ASACP Releases 'How to Label Your Website with RTA' PSA

LOS ANGELES — The Association of Sites Advocating Child Protection (ASACP) has released a public service announcement in support of its Restricted To Adults (RTA) website label.

According to the association, the new PSA explains how webmasters can properly label their sites to protect children from unauthorized viewing by using the RTA tag, and is currently available for viewing on the ASACP YouTube Channel.

RTA is the adult entertainment industry's initiative to protect children from viewing content that is age-restricted. Developed by ASACP out of the need for an easy to use and internationally recognized label that designates content for adults only, the RTA label is a unique string of "meta data" which can easily be inserted into the computer code of any website.

Parental filtering software, plus Apple and Microsoft's operating systems, filter on the RTA meta tag, as do iPhones and phones with IE or Windows Mobile browsers, recognizing the tag and preventing children from viewing adult content.

ASACP launched the free and universally available RTA in November of 2006, and since then, more than 2.2 million sites have labeled with RTA, with more than 9 million in-links to www.rtalabel.org.

"No one wants a mandatory, complicated, and potentially expensive website labeling system. This is why ASACP and its Technology and Forensic Research Director Tim Henning worked with the adult industry to create the Restricted To Adults (RTA) website label," ASACP CEO Joan Irvine said. "I encourage all adult entertainment webmasters who have not yet labeled with RTA to view the PSA."

Henning developed the RTA system and he continues to make it easier for companies to label their sites, providing instructions for page, site or server level labeling.

"Labeling with RTA quickly became an industry standard and along with ASACP's Best Practices demonstrates the industry's long-term and ongoing commitment to online child protection," Irvine added. "In addition, ASACP continues to educate parents through its PSA and access to resources at the parents section on rtalabel.org."

Last year ASACP launched the RTA Verified service, which confirms that websites are properly labeled with RTA. While RTA is free, RTA Verified costs a small service fee, with subscribers issued a special button and link to a verification page that lets visitors confirm that your websites are using the Restricted To Adults website labeling system.

Founded in 1996, ASACP is a non-profit organization dedicated to online child protection. It is comprised of two separate corporate entities, the Association of Sites Advocating Child Protection and the ASACP Foundation.
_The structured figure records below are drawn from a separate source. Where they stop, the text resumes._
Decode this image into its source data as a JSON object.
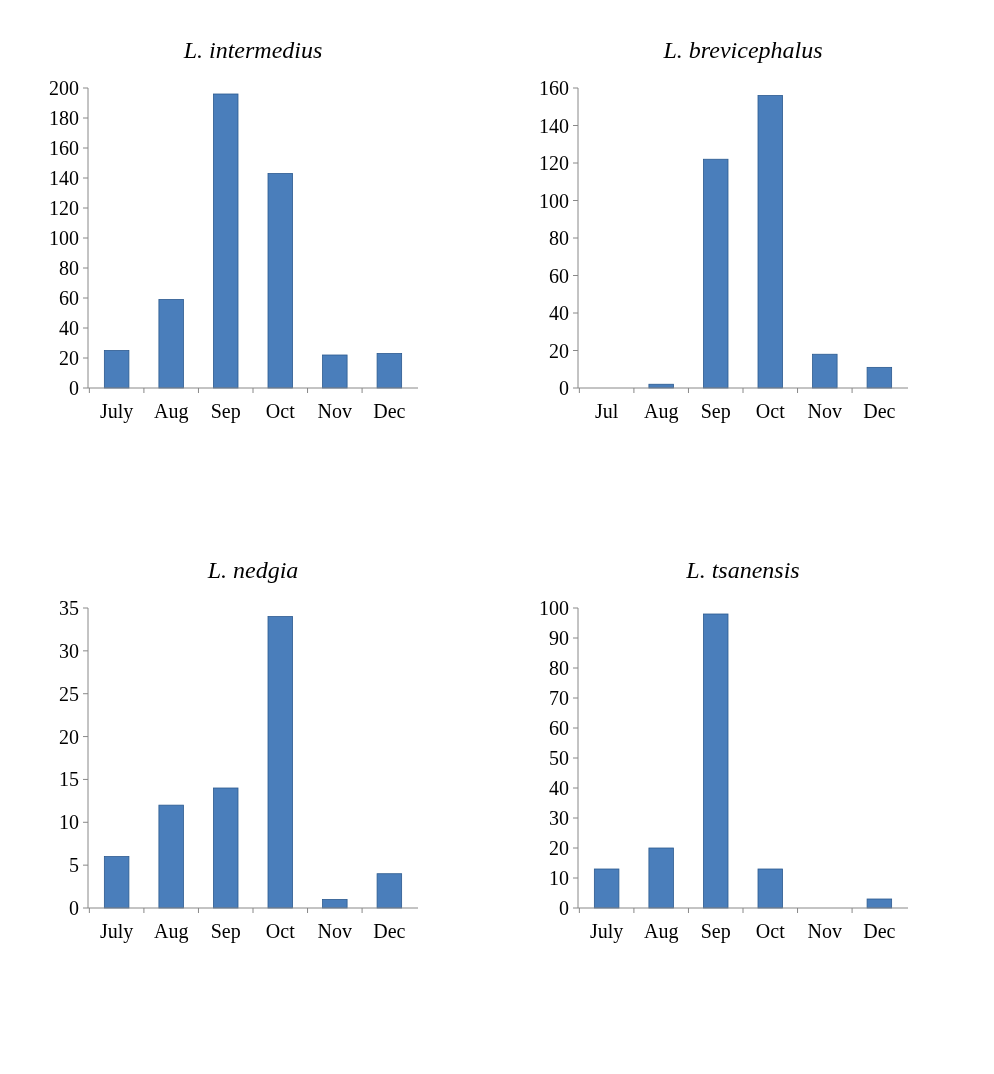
{
  "chart_data": [
    {
      "type": "bar",
      "title": "L. intermedius",
      "categories": [
        "July",
        "Aug",
        "Sep",
        "Oct",
        "Nov",
        "Dec"
      ],
      "values": [
        25,
        59,
        196,
        143,
        22,
        23
      ],
      "color": "#4a7ebb",
      "ylim": [
        0,
        200
      ],
      "yticks": [
        0,
        20,
        40,
        60,
        80,
        100,
        120,
        140,
        160,
        180,
        200
      ],
      "grid": false
    },
    {
      "type": "bar",
      "title": "L. brevicephalus",
      "categories": [
        "Jul",
        "Aug",
        "Sep",
        "Oct",
        "Nov",
        "Dec"
      ],
      "values": [
        0,
        2,
        122,
        156,
        18,
        11
      ],
      "color": "#4a7ebb",
      "ylim": [
        0,
        160
      ],
      "yticks": [
        0,
        20,
        40,
        60,
        80,
        100,
        120,
        140,
        160
      ],
      "grid": false
    },
    {
      "type": "bar",
      "title": "L. nedgia",
      "categories": [
        "July",
        "Aug",
        "Sep",
        "Oct",
        "Nov",
        "Dec"
      ],
      "values": [
        6,
        12,
        14,
        34,
        1,
        4
      ],
      "color": "#4a7ebb",
      "ylim": [
        0,
        35
      ],
      "yticks": [
        0,
        5,
        10,
        15,
        20,
        25,
        30,
        35
      ],
      "grid": false
    },
    {
      "type": "bar",
      "title": "L. tsanensis",
      "categories": [
        "July",
        "Aug",
        "Sep",
        "Oct",
        "Nov",
        "Dec"
      ],
      "values": [
        13,
        20,
        98,
        13,
        0,
        3
      ],
      "color": "#4a7ebb",
      "ylim": [
        0,
        100
      ],
      "yticks": [
        0,
        10,
        20,
        30,
        40,
        50,
        60,
        70,
        80,
        90,
        100
      ],
      "grid": false
    }
  ]
}
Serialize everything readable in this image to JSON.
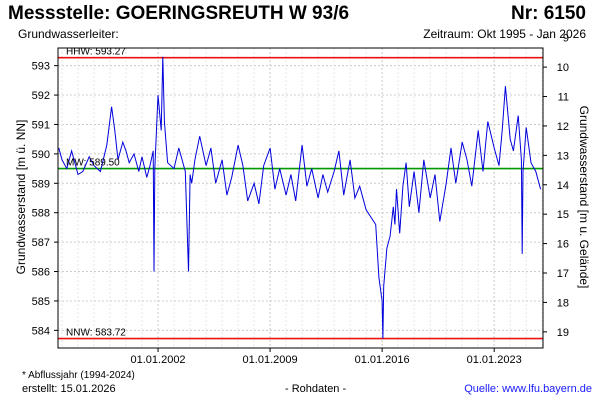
{
  "header": {
    "title": "Messstelle: GOERINGSREUTH W 93/6",
    "number": "Nr: 6150",
    "aquifer": "Grundwasserleiter:",
    "period": "Zeitraum: Okt 1995 - Jan 2026"
  },
  "footer": {
    "footnote": "* Abflussjahr (1994-2024)",
    "created": "erstellt:  15.01.2026",
    "raw_data": "- Rohdaten -",
    "source": "Quelle: www.lfu.bayern.de"
  },
  "colors": {
    "series": "#0000dd",
    "extreme_lines": "#ee1111",
    "mean_line": "#009900",
    "grid": "#cccccc"
  },
  "chart_data": {
    "type": "line",
    "title": "",
    "ylabel_left": "Grundwasserstand [m ü. NN]",
    "ylabel_right": "Grundwasserstand [m u. Gelände]",
    "ylim": [
      583.4,
      593.6
    ],
    "xlim": [
      1995.75,
      2026.05
    ],
    "yticks_left": [
      584,
      585,
      586,
      587,
      588,
      589,
      590,
      591,
      592,
      593
    ],
    "yticks_right": [
      9,
      10,
      11,
      12,
      13,
      14,
      15,
      16,
      17,
      18,
      19
    ],
    "right_axis_offset": 602.95,
    "xticks": [
      {
        "label": "01.01.2002",
        "value": 2002.0
      },
      {
        "label": "01.01.2009",
        "value": 2009.0
      },
      {
        "label": "01.01.2016",
        "value": 2016.0
      },
      {
        "label": "01.01.2023",
        "value": 2023.0
      }
    ],
    "grid": true,
    "reference_lines": [
      {
        "label": "HHW: 593.27",
        "value": 593.27,
        "color": "#ee1111"
      },
      {
        "label": "MW: 589.50",
        "value": 589.5,
        "color": "#009900"
      },
      {
        "label": "NNW: 583.72",
        "value": 583.72,
        "color": "#ee1111"
      }
    ],
    "series": [
      {
        "x": [
          1995.8,
          1996.0,
          1996.3,
          1996.6,
          1997.0,
          1997.3,
          1997.7,
          1998.0,
          1998.4,
          1998.8,
          1999.1,
          1999.3,
          1999.5,
          1999.8,
          2000.0,
          2000.2,
          2000.5,
          2000.8,
          2001.0,
          2001.3,
          2001.5,
          2001.7,
          2001.75,
          2001.8,
          2002.0,
          2002.2,
          2002.3,
          2002.4,
          2002.6,
          2003.0,
          2003.3,
          2003.7,
          2003.9,
          2004.0,
          2004.1,
          2004.3,
          2004.6,
          2005.0,
          2005.3,
          2005.6,
          2006.0,
          2006.3,
          2006.6,
          2007.0,
          2007.3,
          2007.6,
          2008.0,
          2008.3,
          2008.6,
          2009.0,
          2009.3,
          2009.6,
          2010.0,
          2010.3,
          2010.6,
          2011.0,
          2011.3,
          2011.6,
          2012.0,
          2012.3,
          2012.6,
          2013.0,
          2013.3,
          2013.6,
          2014.0,
          2014.3,
          2014.6,
          2015.0,
          2015.6,
          2015.8,
          2016.0,
          2016.05,
          2016.1,
          2016.3,
          2016.5,
          2016.7,
          2016.8,
          2016.9,
          2017.1,
          2017.3,
          2017.5,
          2017.7,
          2018.0,
          2018.3,
          2018.6,
          2019.0,
          2019.3,
          2019.6,
          2020.0,
          2020.3,
          2020.6,
          2021.0,
          2021.3,
          2021.6,
          2022.0,
          2022.3,
          2022.6,
          2023.0,
          2023.3,
          2023.5,
          2023.7,
          2024.0,
          2024.2,
          2024.5,
          2024.7,
          2024.75,
          2024.8,
          2025.0,
          2025.3,
          2025.6,
          2025.9
        ],
        "y": [
          590.2,
          589.8,
          589.5,
          590.1,
          589.3,
          589.4,
          589.9,
          589.6,
          589.4,
          590.3,
          591.6,
          590.8,
          589.8,
          590.4,
          590.1,
          589.7,
          590.0,
          589.4,
          589.9,
          589.2,
          589.6,
          590.1,
          586.0,
          589.5,
          592.0,
          590.8,
          593.3,
          591.1,
          589.7,
          589.5,
          590.2,
          589.4,
          586.0,
          589.3,
          589.0,
          589.8,
          590.6,
          589.6,
          590.2,
          589.0,
          589.8,
          588.6,
          589.2,
          590.3,
          589.6,
          588.4,
          589.0,
          588.3,
          589.6,
          590.2,
          588.8,
          589.5,
          588.6,
          589.3,
          588.4,
          590.3,
          588.9,
          589.5,
          588.5,
          589.3,
          588.7,
          589.4,
          590.1,
          588.6,
          589.8,
          588.5,
          588.9,
          588.1,
          587.6,
          585.8,
          585.0,
          583.72,
          585.5,
          586.8,
          587.2,
          588.2,
          587.6,
          588.8,
          587.3,
          588.9,
          589.7,
          588.2,
          589.4,
          588.0,
          589.8,
          588.5,
          589.3,
          587.7,
          589.0,
          590.2,
          589.0,
          590.4,
          589.8,
          588.9,
          590.8,
          589.4,
          591.1,
          590.2,
          589.6,
          590.8,
          592.3,
          590.5,
          590.1,
          591.3,
          589.8,
          586.6,
          589.4,
          590.9,
          589.7,
          589.4,
          588.8
        ]
      }
    ]
  }
}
ASACP is the only association that coordinates the adult entertainment industry's efforts to protect children online and it has spent more than 14 years creating progressive programs to do so.

ASACP and its RTA program have been honored by the American Society of Association Executives and The Center for Association Leadership by being named the 2008 overall winner in the Associations Make a Better World award. ASACP has received Certificates of Recognition from Congresswoman Jane Harmon, the California State Senate, the California State Assembly, the San Francisco Board of Supervisors, and the Mayors of Los Angeles, San Diego, Redondo Beach, and the City of West Hollywood, acknowledging ASACP's efforts to help parents prevent their children from viewing age-restricted content with the RTA website label.